How can we be less sensitive to criticism?

Sensitivity and sensitivity are valuable properties of humanity, while hypersensitivity can be a burden and heartless insensitivity thwarts humanity.The inability to deal with (accurate or inaccurate) appropriate criticism may be a sign of insecurity, lability, immaturity, or even narcissism (a natural trait in children and immature people).

The French Buddhist monk Matthieu Ricard, known as “the happiest person in the world,” named ten debilitating attitudes and patterns of behavior that prevent us from living our inherent potential.

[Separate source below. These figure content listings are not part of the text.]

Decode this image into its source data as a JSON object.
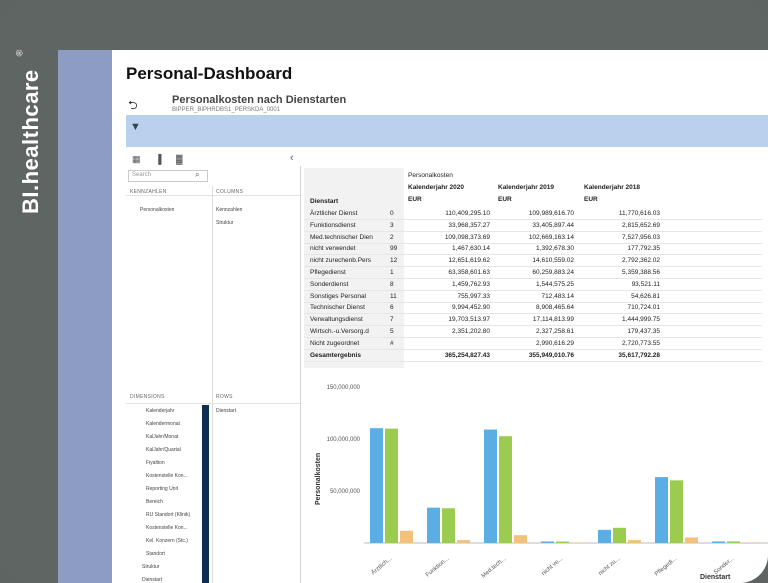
{
  "brand": {
    "name": "BI.healthcare",
    "reg": "®"
  },
  "dashboard": {
    "title": "Personal-Dashboard"
  },
  "report": {
    "title": "Personalkosten nach Dienstarten",
    "subtitle": "BIPPER_BIPHRDBS1_PERSKDA_0001"
  },
  "icons": {
    "back": "back-arrow-icon",
    "filter": "filter-icon",
    "search": "search-icon",
    "collapse": "chevron-left-icon"
  },
  "left_panel": {
    "search_placeholder": "Search",
    "kennzahlen_header": "KENNZAHLEN",
    "columns_header": "COLUMNS",
    "kennzahlen_items": [
      "Personalkosten"
    ],
    "columns_items": [
      "Kennzahlen",
      "Struktur"
    ],
    "dimensions_header": "DIMENSIONS",
    "rows_header": "ROWS",
    "dimensions_items": [
      "Kalenderjahr",
      "Kalendermonat",
      "KalJahr/Monat",
      "KalJahr/Quartal",
      "Fiyaltion",
      "Kostenstelle Kon...",
      "Reporting Unit",
      "Bereich",
      "RU Standort (Klinik)",
      "Kostenstelle Kon...",
      "Kel. Konzern (Stc.)",
      "Standort",
      "Struktur",
      "Dienstart"
    ],
    "rows_items": [
      "Dienstart"
    ]
  },
  "table": {
    "header_group": "Personalkosten",
    "row_header": "Dienstart",
    "columns": [
      {
        "label": "Kalenderjahr 2020",
        "unit": "EUR"
      },
      {
        "label": "Kalenderjahr 2019",
        "unit": "EUR"
      },
      {
        "label": "Kalenderjahr 2018",
        "unit": "EUR"
      }
    ],
    "rows": [
      {
        "name": "Ärztlicher Dienst",
        "code": "0",
        "v": [
          "110,409,295.10",
          "109,989,616.70",
          "11,770,616.03"
        ]
      },
      {
        "name": "Funktionsdienst",
        "code": "3",
        "v": [
          "33,968,357.27",
          "33,405,897.44",
          "2,815,652.69"
        ]
      },
      {
        "name": "Med.technischer Dien",
        "code": "2",
        "v": [
          "109,098,373.69",
          "102,669,163.14",
          "7,527,956.03"
        ]
      },
      {
        "name": "nicht verwendet",
        "code": "99",
        "v": [
          "1,467,630.14",
          "1,392,678.30",
          "177,792.35"
        ]
      },
      {
        "name": "nicht zurechenb.Pers",
        "code": "12",
        "v": [
          "12,651,619.62",
          "14,610,559.02",
          "2,792,362.02"
        ]
      },
      {
        "name": "Pflegedienst",
        "code": "1",
        "v": [
          "63,358,601.63",
          "60,259,883.24",
          "5,359,388.56"
        ]
      },
      {
        "name": "Sonderdienst",
        "code": "8",
        "v": [
          "1,459,762.93",
          "1,544,575.25",
          "93,521.11"
        ]
      },
      {
        "name": "Sonstiges Personal",
        "code": "11",
        "v": [
          "755,997.33",
          "712,483.14",
          "54,626.81"
        ]
      },
      {
        "name": "Technischer Dienst",
        "code": "6",
        "v": [
          "9,994,452.90",
          "8,908,465.64",
          "710,724.01"
        ]
      },
      {
        "name": "Verwaltungsdienst",
        "code": "7",
        "v": [
          "19,703,513.97",
          "17,114,813.99",
          "1,444,999.75"
        ]
      },
      {
        "name": "Wirtsch.-u.Versorg.d",
        "code": "5",
        "v": [
          "2,351,202.80",
          "2,327,258.61",
          "179,437.35"
        ]
      },
      {
        "name": "Nicht zugeordnet",
        "code": "#",
        "v": [
          "",
          "2,990,616.29",
          "2,720,773.55"
        ]
      }
    ],
    "total": {
      "name": "Gesamtergebnis",
      "v": [
        "365,254,827.43",
        "355,949,010.76",
        "35,617,792.28"
      ]
    }
  },
  "chart_data": {
    "type": "bar",
    "ylabel": "Personalkosten",
    "xlabel": "Dienstart",
    "ylim": [
      0,
      150000000
    ],
    "yticks": [
      "150,000,000",
      "100,000,000",
      "50,000,000"
    ],
    "yticks_values": [
      150000000,
      100000000,
      50000000
    ],
    "categories": [
      "Ärztlich...",
      "Funktion...",
      "Med.tech...",
      "nicht ve...",
      "nicht zu...",
      "Pflegedi...",
      "Sonder..."
    ],
    "series": [
      {
        "color": "#5aaee3",
        "values": [
          110409295,
          33968357,
          109098374,
          1467630,
          12651620,
          63358602,
          1459763
        ]
      },
      {
        "color": "#9ccc4f",
        "values": [
          109989617,
          33405897,
          102669163,
          1392678,
          14610559,
          60259883,
          1544575
        ]
      },
      {
        "color": "#f3c17a",
        "values": [
          11770616,
          2815653,
          7527956,
          177792,
          2792362,
          5359389,
          93521
        ]
      }
    ]
  }
}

Harmful behavior that paralyzes the momentum of the aura

  1. Cultivate a distinct sense of self-aggrandism
  2. Constantly pondering the past
  3. Fear of the future
  4. Not to be able to dwell in the awareness of the present moment
  5. His desire to judge outward conditions of happiness [such as physical appearance, wealth, fame, and power)
  6. The inner conditions for joy [peace of mind, inner freedom, altruistic love and compassion to be disregarded and not to cultivate
  7. Happiness not also for others, but only for yourself to aspire
  8. To relate egocentrically to the suffering of others instead of loving and empathizing with compassionate
  9. Feelings of well-being or discomfort, gain and loss, praise andcriticism, fame and anonymity to pay excessive attention
  10. Distorted perception of reality through constant mental projecting onto others and the outside world

Self-Harming Settings and Behaviorpatterns – Matthieu Ricard

Ricard recommends daily meditation practice as a means of attaining peace of mind, recovering in its midst and enhancing the radiance of one’s own aura.

What helps me to keep the tendency to be hypersensitive to criticism at bay is to accept neither praise nor rebuke unchecked.

I am not (necessarily) resigning, but instead becoming even more unusual.

When trusted friends and acquaintances, who I consider sincere, point out one of my weaknesses that they have noticed in me – I accept this as a gift and move the message in my heart.After thinking about the honest criticism, I contact them again. If I find the criticism that has been made appropriate, I agree with them and ask them to support me by drawing my attention whenever they testify that I am once again slipping. This helps me to raise my awareness of my involuntary patterns of behaviour.

If I do not agree with the feedback, I will tell them.My presence may have triggered something in them.

People (such as complacent gurus) who do not tolerate criticism well and want to be constantly cheered or praised are not capable and ready for what I call “black friendship,” which serves mutual development and support.